I hate to admit it, but I would normally doze of around this part of the class.  It was a 90-minute class and thirty minutes in was the perfect time for a ten-minute nap to get me to the end of the lecture. But that day, the marketing professor had my undivided attention and by some divine forces or the universe, he was actually making me use my brain to connect the dots and call on knowledge that I already knew to reinforce the concept of marketing towards a brand. “What I’m saying is that if you don’t build your product/service around a solid set of values that define what it is you’re trying to sell, you can forget about going to market!” 

I had heard this somewhere before.  Those exact words weren’t used, but the notion was similar. Then it hit me – I had first learned of the concept in Sunday school years before even attending college. 

          Proverbs 22:1 “A good name is rather to be chosen than great riches, and 
          loving favor rather than silver and gold.” (KJV)

          Proverbs 22:1 "A good name is more desirable than great riches; to 
          be esteemed is better than silver or gold." (NIV)

Marketing without substance (i.e. trying to sell something that people are confused about what it is or perceived to be of no value) is like screaming at the wind. I would later come to learn that marketing was an extension of branding – the act of establishing, maintaining and enhancing the brand.  The brand itself was the meat on the plate – the main dish. Simply defined, a brand is a particular identity or image regarded as an asset. When people hear names like Coach, Aston Martin, and Hermes, high value and prestige are associated with the brand. What Dr. Joseph and King Solomon (the author of the book of Proverbs) were trying to convey is the importance of the name/brand standing for something.

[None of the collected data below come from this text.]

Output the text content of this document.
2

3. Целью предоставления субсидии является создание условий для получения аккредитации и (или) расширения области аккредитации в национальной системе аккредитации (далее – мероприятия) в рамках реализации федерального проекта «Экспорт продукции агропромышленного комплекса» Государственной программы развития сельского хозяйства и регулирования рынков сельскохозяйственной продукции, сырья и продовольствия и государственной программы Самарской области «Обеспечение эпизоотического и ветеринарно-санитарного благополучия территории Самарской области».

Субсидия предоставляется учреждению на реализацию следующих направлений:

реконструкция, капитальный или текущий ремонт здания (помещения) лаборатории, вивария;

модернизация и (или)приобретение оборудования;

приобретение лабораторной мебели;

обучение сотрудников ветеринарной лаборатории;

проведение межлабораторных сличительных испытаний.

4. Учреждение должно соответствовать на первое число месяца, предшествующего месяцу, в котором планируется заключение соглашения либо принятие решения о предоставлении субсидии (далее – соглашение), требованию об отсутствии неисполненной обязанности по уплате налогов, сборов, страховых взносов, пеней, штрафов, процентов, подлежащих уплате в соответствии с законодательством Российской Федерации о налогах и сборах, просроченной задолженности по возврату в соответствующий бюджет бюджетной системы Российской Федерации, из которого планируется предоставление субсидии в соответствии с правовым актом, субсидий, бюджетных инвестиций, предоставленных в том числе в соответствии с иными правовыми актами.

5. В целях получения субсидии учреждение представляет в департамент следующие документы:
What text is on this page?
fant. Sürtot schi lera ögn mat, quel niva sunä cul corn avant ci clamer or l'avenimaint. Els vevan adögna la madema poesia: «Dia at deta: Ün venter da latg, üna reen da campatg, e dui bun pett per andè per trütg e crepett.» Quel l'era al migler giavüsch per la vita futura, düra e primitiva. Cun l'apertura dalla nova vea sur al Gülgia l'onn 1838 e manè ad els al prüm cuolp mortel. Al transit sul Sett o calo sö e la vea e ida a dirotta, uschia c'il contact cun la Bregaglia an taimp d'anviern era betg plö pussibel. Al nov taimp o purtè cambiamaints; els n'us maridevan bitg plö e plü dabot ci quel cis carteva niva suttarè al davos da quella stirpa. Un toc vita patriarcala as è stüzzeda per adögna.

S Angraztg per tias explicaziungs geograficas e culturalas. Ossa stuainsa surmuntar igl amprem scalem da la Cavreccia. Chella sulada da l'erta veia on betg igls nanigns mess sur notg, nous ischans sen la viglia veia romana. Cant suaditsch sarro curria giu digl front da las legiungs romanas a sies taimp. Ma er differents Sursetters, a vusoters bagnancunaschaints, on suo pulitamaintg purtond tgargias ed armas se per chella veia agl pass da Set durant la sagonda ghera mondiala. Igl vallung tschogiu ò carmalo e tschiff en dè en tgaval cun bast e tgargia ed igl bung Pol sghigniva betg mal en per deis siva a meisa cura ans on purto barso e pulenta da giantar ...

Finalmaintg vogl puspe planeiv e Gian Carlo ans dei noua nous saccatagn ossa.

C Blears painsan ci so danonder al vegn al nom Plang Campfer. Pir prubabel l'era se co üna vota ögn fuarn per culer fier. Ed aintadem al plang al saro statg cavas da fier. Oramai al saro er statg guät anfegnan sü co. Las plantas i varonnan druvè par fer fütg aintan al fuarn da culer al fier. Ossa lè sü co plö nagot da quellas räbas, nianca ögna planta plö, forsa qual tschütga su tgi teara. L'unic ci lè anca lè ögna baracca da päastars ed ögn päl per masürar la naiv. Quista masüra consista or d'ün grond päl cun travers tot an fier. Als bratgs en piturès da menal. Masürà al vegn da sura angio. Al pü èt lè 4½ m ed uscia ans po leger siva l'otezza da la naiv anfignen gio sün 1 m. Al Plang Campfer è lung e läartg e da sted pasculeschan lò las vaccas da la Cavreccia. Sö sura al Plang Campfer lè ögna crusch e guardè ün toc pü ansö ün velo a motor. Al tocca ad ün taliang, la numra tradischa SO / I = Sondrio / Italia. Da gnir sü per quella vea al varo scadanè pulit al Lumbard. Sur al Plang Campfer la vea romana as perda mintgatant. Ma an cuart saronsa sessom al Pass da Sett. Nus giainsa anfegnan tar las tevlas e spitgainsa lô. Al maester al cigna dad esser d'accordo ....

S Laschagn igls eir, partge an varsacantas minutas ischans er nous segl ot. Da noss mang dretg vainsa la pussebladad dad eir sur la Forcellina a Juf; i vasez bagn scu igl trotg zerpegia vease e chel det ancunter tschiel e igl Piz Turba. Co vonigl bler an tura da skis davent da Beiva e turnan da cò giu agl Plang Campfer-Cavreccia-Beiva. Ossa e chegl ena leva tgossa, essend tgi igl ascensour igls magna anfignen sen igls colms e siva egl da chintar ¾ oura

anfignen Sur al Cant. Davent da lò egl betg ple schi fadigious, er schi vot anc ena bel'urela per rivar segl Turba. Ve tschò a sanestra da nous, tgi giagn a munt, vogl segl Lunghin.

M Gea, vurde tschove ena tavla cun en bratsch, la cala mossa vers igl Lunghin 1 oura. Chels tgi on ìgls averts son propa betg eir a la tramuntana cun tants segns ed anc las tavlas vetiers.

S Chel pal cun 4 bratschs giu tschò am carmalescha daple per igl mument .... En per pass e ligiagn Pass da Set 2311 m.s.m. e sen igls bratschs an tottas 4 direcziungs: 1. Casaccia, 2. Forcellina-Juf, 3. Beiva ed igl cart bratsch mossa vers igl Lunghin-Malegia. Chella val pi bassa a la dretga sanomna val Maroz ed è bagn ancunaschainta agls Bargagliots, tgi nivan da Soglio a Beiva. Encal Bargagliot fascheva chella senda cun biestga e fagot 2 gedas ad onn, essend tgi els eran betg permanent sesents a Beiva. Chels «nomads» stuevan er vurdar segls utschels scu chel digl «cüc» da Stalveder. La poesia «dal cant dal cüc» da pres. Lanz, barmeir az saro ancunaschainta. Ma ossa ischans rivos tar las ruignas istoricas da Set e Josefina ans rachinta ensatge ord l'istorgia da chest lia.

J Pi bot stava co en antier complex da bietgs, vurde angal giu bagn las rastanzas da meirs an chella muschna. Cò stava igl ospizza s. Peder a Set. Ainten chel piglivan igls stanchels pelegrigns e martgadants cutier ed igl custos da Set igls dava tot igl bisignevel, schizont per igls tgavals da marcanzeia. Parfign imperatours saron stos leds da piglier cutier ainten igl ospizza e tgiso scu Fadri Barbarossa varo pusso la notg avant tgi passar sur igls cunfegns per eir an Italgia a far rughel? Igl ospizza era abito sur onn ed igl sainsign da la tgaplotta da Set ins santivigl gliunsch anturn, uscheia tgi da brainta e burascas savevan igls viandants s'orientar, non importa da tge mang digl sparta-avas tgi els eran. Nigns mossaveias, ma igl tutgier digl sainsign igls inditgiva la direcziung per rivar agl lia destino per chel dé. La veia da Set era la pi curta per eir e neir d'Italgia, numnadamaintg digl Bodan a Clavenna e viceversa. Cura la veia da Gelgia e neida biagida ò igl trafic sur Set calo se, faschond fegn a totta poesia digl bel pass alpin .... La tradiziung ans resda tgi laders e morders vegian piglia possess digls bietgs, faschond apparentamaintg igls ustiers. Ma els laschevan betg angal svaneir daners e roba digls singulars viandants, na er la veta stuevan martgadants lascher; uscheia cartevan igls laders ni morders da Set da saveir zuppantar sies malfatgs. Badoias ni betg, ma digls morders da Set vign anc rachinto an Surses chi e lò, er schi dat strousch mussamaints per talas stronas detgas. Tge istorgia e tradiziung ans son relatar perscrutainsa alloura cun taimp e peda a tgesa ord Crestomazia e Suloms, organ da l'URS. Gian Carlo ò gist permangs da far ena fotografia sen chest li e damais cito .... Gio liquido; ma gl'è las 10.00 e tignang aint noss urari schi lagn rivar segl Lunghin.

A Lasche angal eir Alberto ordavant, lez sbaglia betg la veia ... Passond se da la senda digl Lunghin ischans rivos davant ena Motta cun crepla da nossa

Before huge corporations and organizations hired marketing and branding specialists to lord over their image, logos and PR events, business was conducted between individuals by individuals through a rather simple exchange.  If you wanted the best produce, you would ask “Who collects good fruits and vegetables?” Word of mouth (which in many cases has now has been replaced by TV commercials, web ads, radio spots, billboards, text ads, etc.) would lead you to the best possible produce based on the positive experience of someone else. Truth in the experience was proven time after time and conveyed to others in search of a particular product or service.  With this truth, trust was established between individuals. The guy who had fancy marketing tactics might have been able to make an immediate sale, but the guy who was able to back up his reputation with quality was blessed with an established name (i.e. brand) and longevity with a loyal cliental. 

What I had learned in Sunday school so many years ago and what Dr. Joseph taught me in marketing strategy class was a concept in branding brought to full circle. But what relevance does branding have to each of us as an individual when the word “personal” is placed in front of the phenomenon? Like organizations, people also have to rely on the basic concepts of brand marketing. Your personal brand tells the world who you are.  Given that we now live in the age of social media and social networking, you don’t have to invest millions of dollars to take out an ad in the trendiest periodical to get the word out about who you are as a brand.  The world can find out about you and what you stand for just by looking at your Facebook or LinkedIn profile, or by following your tweets. 

I have come to realize that we are all “selling” something at any given moment. Depending on what you’ve built as a personal brand will certainly determine who will be buying. So commit today to making a good name for yourself and building a worthy personal brand – you never know who needs to “buy” something from you.